Tidak seperti Daisy, Kanna tidak punya adik-adik, tapi dia sangat pandai merawat anak kecil. Dia menjelaskan bahwa dia hanya melakukan apa yang pernah dia dapat, yang menunjukkan betapa setianya Hena merawat Kanna selama sakitnya.

Aku masih tidak bisa memahami mengapa Hena, yang begitu setia dan tidak pernah menolak merawat adiknya, bisa tergoda oleh bisikan Uskup Marik dan mengkhianati Kanna dan aku.

Bahkan memikirkannya puluhan kali sekarang tidak akan menghasilkan kesimpulan. Aku bisa bertanya ketika bertemu Hena lagi. Memutuskan ini, kusingkirkan pikiranku.

Sekarang, aku harus… pergi mengantarkan pakaian.

Aku mengambil sebuah penyangga lilin dan menuju ke kamar Gabriel.

Seperti yang diduga, Gabriel sekali lagi duduk diam di kamarnya yang gelap, menatap ke luar jendela. Gabriel merasakan kehadiranku dan mengalihkan pandangannya padaku.

“Apakah aku mengganggu perenunganmu?”

“Tidak sama sekali.”

Gabriel mengambil penyangga lilin yang kubawa. Ketika dia memindahkan apinya ke lilin-lilin lain, ruangan dipenuhi cahaya yang berkedip-kedip. Penyangga lilin, setelah menjalankan tugasnya, diletakkan di atas meja.

“Aku dengar ada anak menangis.”

“Kau dengar itu?”

“Malam-malam ini sangat sepi.”

Gabriel menurunkan matanya sedikit. Pendengarannya cukup baik. Kujelaskan pada Gabriel mengapa Mabuka datang berkunjung.

Setelah mendengar seluruh cerita, Gabriel tampak agak bersalah.

Karena Rico, ibu Mabuka, saat ini dipenjarakan di tempatku, dia sepertinya merasa bertanggung jawab. Meskipun aku yang memerintahkan dan Rico yang menerimanya, Gabriel tidak perlu merasa bersalah.

“Kau punya kelemahan pada anak kecil, nona.”

“Aku?”

Kanna kan yang susah payah, bukan? Aku, lemah dengan anak-anak? Gabriel mengangguk dan menambahkan.

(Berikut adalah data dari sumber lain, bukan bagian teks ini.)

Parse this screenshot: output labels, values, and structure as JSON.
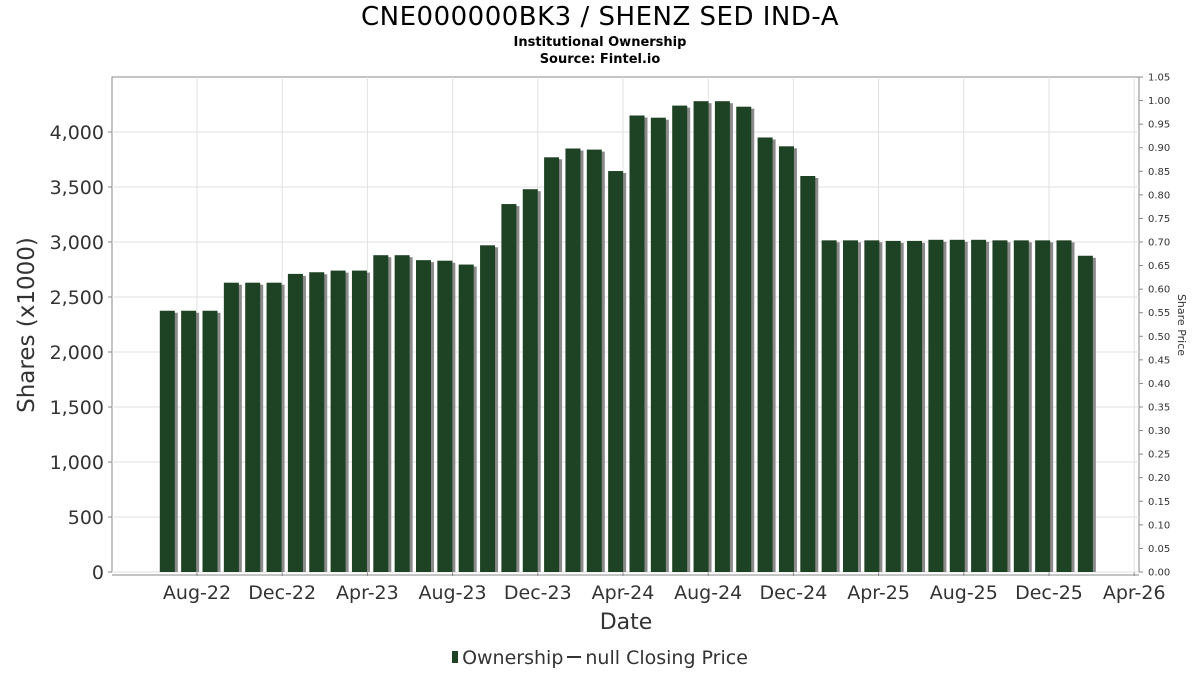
{
  "header": {
    "title": "CNE000000BK3 / SHENZ SED IND-A",
    "subtitle1": "Institutional Ownership",
    "subtitle2": "Source: Fintel.io"
  },
  "legend": {
    "ownership_label": "Ownership",
    "price_label": "null Closing Price"
  },
  "colors": {
    "bar": "#1e4224",
    "bar_shadow": "#8a8a8a",
    "grid": "#e2e2e2"
  },
  "chart_data": {
    "type": "bar",
    "xlabel": "Date",
    "ylabel": "Shares (x1000)",
    "y2label": "Share Price",
    "ylim": [
      0,
      4500
    ],
    "y2lim": [
      0,
      1.05
    ],
    "yticks": [
      "0",
      "500",
      "1,000",
      "1,500",
      "2,000",
      "2,500",
      "3,000",
      "3,500",
      "4,000"
    ],
    "y2ticks": [
      "0.00",
      "0.05",
      "0.10",
      "0.15",
      "0.20",
      "0.25",
      "0.30",
      "0.35",
      "0.40",
      "0.45",
      "0.50",
      "0.55",
      "0.60",
      "0.65",
      "0.70",
      "0.75",
      "0.80",
      "0.85",
      "0.90",
      "0.95",
      "1.00",
      "1.05"
    ],
    "xticks": [
      "Aug-22",
      "Dec-22",
      "Apr-23",
      "Aug-23",
      "Dec-23",
      "Apr-24",
      "Aug-24",
      "Dec-24",
      "Apr-25",
      "Aug-25",
      "Dec-25",
      "Apr-26"
    ],
    "grid": true,
    "legend_position": "bottom",
    "series": [
      {
        "name": "Ownership",
        "values": [
          2375,
          2375,
          2375,
          2630,
          2630,
          2630,
          2710,
          2725,
          2740,
          2740,
          2880,
          2880,
          2835,
          2830,
          2795,
          2970,
          3345,
          3480,
          3770,
          3850,
          3840,
          3645,
          4150,
          4130,
          4240,
          4280,
          4280,
          4230,
          3950,
          3870,
          3600,
          3015,
          3015,
          3015,
          3010,
          3010,
          3020,
          3020,
          3020,
          3015,
          3015,
          3015,
          3015,
          2875
        ]
      }
    ]
  }
}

“Ya. Bukankah kau juga banyak memperhatikan anak-anak di Panti Asuhan Ainoa?”

Panti Asuhan Ainoa—itu adalah panti asuhan tempat Daisy dan Melek berada.

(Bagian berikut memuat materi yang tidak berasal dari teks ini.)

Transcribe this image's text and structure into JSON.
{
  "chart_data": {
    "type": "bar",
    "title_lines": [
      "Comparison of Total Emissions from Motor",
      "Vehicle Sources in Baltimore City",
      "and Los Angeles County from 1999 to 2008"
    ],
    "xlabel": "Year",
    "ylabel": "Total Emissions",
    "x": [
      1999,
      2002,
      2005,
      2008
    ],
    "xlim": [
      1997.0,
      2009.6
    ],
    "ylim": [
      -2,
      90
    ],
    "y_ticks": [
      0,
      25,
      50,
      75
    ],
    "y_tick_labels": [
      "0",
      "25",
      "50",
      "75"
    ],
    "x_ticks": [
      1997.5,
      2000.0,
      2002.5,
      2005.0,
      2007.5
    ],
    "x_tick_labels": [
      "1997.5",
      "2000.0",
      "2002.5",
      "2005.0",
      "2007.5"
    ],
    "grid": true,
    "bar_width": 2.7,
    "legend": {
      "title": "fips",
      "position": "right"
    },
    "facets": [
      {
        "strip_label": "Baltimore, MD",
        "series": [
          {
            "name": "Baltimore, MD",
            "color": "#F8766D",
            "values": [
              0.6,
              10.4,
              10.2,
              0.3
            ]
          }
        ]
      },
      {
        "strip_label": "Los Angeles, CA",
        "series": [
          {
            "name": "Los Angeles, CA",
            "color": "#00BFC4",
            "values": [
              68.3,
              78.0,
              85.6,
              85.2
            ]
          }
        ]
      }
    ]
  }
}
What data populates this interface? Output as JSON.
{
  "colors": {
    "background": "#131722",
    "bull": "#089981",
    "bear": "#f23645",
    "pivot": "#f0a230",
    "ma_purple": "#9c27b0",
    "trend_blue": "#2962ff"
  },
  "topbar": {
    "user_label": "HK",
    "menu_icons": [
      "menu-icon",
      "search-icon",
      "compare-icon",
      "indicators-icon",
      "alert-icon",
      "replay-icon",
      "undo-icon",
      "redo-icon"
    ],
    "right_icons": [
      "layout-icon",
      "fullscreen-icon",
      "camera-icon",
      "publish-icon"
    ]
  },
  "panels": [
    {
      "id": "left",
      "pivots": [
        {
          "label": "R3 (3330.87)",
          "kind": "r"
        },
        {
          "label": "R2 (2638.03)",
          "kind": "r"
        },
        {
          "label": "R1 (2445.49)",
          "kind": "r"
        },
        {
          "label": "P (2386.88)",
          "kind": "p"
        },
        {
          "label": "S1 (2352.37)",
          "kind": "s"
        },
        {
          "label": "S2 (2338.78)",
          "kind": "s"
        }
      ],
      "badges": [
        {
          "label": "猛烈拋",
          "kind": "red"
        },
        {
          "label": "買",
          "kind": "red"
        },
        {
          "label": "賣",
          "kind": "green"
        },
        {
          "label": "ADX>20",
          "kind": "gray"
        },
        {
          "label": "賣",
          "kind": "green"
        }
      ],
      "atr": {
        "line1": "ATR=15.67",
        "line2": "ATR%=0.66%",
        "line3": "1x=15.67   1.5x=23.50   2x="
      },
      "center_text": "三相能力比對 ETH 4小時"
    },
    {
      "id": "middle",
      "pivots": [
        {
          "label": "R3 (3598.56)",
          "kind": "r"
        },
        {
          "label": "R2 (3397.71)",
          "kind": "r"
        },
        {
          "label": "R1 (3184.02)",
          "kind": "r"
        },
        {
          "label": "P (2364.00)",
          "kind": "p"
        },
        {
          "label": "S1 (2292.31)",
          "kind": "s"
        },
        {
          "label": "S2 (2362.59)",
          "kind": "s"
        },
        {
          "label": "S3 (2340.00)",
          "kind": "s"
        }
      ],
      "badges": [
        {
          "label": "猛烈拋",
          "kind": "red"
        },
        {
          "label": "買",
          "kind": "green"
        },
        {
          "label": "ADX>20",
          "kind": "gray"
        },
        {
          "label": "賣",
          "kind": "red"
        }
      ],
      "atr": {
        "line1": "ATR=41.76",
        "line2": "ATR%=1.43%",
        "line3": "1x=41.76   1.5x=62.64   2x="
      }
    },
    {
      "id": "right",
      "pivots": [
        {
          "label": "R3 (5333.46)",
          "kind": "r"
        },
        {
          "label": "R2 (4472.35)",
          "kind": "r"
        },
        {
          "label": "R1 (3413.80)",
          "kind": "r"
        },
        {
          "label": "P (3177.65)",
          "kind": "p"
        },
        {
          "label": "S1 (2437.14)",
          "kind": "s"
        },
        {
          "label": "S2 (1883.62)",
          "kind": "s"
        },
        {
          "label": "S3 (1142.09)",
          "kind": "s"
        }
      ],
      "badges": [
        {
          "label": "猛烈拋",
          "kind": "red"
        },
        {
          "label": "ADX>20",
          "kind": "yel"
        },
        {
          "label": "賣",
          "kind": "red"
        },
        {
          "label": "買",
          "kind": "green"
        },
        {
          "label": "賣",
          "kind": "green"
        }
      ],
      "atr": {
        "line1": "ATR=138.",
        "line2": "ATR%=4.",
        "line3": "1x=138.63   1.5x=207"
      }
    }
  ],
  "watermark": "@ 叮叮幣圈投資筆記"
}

Tapi anak-anak termasuk Mary adalah saudara-saudara Daisy, dan aku punya rasa bersalah karena memisahkan Mabuka dari ibunya… Kalau dipikir-pikir, ini alasan pribadi yang mendalam, tapi apakah itu membuktikan aku lemah dengan anak-anak?

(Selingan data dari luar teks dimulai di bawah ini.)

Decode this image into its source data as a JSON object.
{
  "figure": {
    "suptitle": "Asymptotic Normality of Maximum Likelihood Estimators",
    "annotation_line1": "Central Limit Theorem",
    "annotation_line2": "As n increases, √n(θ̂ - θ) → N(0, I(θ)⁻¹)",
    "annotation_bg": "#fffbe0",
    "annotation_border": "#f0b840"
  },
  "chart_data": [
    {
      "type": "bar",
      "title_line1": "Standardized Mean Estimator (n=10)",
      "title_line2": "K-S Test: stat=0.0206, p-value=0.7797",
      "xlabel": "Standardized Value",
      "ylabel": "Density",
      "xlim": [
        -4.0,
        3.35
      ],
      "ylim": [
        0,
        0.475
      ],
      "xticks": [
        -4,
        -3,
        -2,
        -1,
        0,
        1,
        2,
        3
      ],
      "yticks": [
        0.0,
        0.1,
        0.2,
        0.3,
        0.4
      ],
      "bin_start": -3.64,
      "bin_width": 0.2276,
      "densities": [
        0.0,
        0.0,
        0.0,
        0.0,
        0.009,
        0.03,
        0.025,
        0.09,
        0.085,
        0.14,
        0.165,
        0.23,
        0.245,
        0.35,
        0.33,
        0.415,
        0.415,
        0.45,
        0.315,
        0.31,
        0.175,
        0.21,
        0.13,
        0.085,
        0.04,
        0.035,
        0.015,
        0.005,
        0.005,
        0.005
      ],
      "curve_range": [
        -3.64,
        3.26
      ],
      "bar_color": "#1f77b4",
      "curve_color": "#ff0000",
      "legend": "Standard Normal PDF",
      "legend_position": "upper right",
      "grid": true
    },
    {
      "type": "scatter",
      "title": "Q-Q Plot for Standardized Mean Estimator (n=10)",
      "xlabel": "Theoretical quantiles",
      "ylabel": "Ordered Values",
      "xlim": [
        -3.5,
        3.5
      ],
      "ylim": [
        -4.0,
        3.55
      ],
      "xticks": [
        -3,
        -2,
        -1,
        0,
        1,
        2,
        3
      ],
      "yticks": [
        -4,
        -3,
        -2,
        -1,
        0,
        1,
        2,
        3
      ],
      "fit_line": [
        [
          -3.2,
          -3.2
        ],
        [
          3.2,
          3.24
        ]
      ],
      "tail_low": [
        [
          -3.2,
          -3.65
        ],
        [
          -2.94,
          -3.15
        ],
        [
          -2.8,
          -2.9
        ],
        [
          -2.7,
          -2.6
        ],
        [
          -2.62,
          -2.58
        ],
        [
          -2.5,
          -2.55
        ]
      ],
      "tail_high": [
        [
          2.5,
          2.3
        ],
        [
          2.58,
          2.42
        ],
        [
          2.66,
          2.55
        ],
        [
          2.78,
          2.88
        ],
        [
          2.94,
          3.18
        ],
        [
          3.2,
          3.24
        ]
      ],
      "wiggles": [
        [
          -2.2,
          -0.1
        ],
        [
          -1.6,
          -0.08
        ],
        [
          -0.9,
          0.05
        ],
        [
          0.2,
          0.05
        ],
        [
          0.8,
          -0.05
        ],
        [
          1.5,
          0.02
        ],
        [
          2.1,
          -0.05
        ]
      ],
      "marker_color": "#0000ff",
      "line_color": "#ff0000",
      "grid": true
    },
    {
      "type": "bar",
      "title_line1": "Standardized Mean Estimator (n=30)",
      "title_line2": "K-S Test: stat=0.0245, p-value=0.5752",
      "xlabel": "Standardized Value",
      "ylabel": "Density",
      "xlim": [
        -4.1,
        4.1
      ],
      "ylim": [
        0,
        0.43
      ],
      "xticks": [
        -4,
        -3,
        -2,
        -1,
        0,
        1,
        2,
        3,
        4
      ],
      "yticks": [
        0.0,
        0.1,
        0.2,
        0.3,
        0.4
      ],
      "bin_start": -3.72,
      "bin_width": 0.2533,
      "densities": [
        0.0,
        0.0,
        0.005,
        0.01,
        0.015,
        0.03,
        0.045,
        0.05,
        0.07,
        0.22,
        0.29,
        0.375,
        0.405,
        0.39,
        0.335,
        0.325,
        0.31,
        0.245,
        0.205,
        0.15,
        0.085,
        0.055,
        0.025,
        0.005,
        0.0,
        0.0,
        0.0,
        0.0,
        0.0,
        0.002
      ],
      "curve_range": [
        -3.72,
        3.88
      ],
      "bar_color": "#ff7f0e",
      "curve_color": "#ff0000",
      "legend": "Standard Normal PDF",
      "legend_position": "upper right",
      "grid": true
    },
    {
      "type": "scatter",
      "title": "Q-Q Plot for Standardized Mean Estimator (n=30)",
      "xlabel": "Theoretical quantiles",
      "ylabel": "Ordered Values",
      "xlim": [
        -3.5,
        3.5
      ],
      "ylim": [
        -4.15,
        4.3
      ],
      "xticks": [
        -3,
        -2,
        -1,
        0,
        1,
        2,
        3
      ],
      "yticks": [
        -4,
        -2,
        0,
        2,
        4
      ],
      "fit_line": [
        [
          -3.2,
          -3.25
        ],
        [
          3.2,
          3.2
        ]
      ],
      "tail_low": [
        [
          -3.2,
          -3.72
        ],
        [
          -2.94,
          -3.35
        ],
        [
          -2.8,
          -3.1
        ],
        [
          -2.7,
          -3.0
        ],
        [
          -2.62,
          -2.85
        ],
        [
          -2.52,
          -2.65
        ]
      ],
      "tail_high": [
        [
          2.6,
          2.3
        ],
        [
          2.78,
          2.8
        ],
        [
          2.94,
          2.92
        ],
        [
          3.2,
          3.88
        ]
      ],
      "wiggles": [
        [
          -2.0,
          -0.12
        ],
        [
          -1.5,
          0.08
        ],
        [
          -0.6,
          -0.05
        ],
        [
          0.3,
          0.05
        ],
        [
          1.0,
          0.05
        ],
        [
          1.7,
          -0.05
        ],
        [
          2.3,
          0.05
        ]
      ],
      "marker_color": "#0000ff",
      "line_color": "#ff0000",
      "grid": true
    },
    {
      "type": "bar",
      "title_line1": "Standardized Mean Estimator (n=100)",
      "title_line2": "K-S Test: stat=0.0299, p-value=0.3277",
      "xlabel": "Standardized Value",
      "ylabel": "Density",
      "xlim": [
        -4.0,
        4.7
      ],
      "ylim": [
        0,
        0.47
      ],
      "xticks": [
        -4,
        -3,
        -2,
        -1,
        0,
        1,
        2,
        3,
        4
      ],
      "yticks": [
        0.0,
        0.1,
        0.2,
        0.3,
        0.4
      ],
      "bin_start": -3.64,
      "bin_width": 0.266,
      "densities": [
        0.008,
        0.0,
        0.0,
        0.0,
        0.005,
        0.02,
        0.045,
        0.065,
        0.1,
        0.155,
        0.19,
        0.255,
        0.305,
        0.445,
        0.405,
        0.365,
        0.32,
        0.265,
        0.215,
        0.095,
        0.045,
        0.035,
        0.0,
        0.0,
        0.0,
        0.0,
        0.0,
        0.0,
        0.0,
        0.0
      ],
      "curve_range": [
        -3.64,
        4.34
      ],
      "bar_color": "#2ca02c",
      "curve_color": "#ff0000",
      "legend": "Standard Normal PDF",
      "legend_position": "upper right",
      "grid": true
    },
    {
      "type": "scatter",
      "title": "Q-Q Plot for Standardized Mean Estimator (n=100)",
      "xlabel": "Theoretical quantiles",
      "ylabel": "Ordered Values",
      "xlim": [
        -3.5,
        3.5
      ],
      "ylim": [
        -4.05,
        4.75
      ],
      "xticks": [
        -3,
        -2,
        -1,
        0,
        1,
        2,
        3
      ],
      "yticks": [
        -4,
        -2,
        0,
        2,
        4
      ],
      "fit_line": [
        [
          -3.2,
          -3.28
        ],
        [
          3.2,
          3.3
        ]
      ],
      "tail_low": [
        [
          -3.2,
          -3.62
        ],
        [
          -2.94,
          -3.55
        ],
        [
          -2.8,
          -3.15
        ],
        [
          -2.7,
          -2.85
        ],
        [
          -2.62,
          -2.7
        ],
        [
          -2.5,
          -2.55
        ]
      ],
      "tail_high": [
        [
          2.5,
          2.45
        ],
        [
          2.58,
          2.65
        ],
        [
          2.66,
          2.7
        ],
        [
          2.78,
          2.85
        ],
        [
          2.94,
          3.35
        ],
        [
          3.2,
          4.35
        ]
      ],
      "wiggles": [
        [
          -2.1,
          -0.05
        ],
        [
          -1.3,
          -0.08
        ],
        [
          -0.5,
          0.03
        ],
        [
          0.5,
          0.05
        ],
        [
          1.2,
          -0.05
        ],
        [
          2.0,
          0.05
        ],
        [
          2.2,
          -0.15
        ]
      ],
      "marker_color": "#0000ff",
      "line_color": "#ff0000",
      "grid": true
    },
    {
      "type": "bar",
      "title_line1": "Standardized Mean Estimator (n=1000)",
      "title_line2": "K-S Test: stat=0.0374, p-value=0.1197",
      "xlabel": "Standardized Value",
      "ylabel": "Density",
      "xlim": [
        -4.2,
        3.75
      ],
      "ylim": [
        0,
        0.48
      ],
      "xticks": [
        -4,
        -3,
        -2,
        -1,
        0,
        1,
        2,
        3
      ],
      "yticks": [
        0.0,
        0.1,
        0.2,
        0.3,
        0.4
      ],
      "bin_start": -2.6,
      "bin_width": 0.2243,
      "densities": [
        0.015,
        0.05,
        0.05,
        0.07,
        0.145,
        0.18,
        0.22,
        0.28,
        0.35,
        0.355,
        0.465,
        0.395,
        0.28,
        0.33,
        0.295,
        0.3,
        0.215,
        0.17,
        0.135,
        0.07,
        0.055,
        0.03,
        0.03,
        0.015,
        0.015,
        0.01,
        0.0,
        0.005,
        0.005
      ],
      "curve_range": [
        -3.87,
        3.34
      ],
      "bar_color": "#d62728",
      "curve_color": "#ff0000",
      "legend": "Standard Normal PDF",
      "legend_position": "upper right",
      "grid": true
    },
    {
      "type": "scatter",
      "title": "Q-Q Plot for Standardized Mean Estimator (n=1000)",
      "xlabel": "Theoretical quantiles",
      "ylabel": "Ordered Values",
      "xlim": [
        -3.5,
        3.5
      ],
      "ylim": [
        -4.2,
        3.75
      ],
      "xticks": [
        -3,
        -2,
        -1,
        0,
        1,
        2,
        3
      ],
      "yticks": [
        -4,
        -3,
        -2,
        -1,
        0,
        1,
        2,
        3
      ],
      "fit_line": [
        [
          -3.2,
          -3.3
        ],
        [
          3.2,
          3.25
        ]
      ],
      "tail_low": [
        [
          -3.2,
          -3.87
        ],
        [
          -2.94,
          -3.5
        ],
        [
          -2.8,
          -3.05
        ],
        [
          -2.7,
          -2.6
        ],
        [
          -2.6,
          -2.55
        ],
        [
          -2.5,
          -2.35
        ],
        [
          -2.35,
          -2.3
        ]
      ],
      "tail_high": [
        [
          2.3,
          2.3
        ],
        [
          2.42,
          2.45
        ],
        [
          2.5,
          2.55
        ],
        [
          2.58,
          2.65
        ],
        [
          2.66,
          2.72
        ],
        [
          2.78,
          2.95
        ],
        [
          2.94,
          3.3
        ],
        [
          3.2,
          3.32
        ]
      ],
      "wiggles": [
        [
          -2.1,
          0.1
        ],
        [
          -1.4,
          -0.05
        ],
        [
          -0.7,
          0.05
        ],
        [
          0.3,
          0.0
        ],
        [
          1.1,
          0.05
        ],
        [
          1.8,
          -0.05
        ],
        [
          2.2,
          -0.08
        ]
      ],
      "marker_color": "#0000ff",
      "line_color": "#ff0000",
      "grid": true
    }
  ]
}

Yah, meski begitu, aku hanya mempraktikkan apa yang telah diajarkan padaku tentang berbelas kasih pada orang tua dan yang lemah.

“Ah, sebenarnya, hadiah untukmu sudah sampai, tuan.”

“Untukku?”

Aku berbicara dengan nada bercanda sambil menyerahkan kotak itu. Gabriel menerimanya dengan ekspresi bingung.

Begitu Gabriel membuka kotanya, dia sepertinya mengenali baik identitas pakaian maupun siapa yang mengirim hadiahnya.

Ketika kuserahkan kartu Misha padanya, Gabriel membaca isinya dan tersenyum lembut.

“Karena ini hadiah dari Misha, apa kau ingin mencobanya?”

Ketika aku terus menggodanya sampai akhir, Gabriel bertanya “Apa?” seolah salah dengar.

“Ini awalnya pakaian Viscount Michel, jadi ukurannya mungkin tidak pas.”

Tentu, kami berdua tahu betul bahwa kata-kata Misha adalah alasan, jadi argumenku tidak lebih dari dalih juga. Gabriel cukup kaget sebelum menyadari aku bercanda dan tertawa hampa.

“Nona, kau memiliki sisi… yang suka usil.”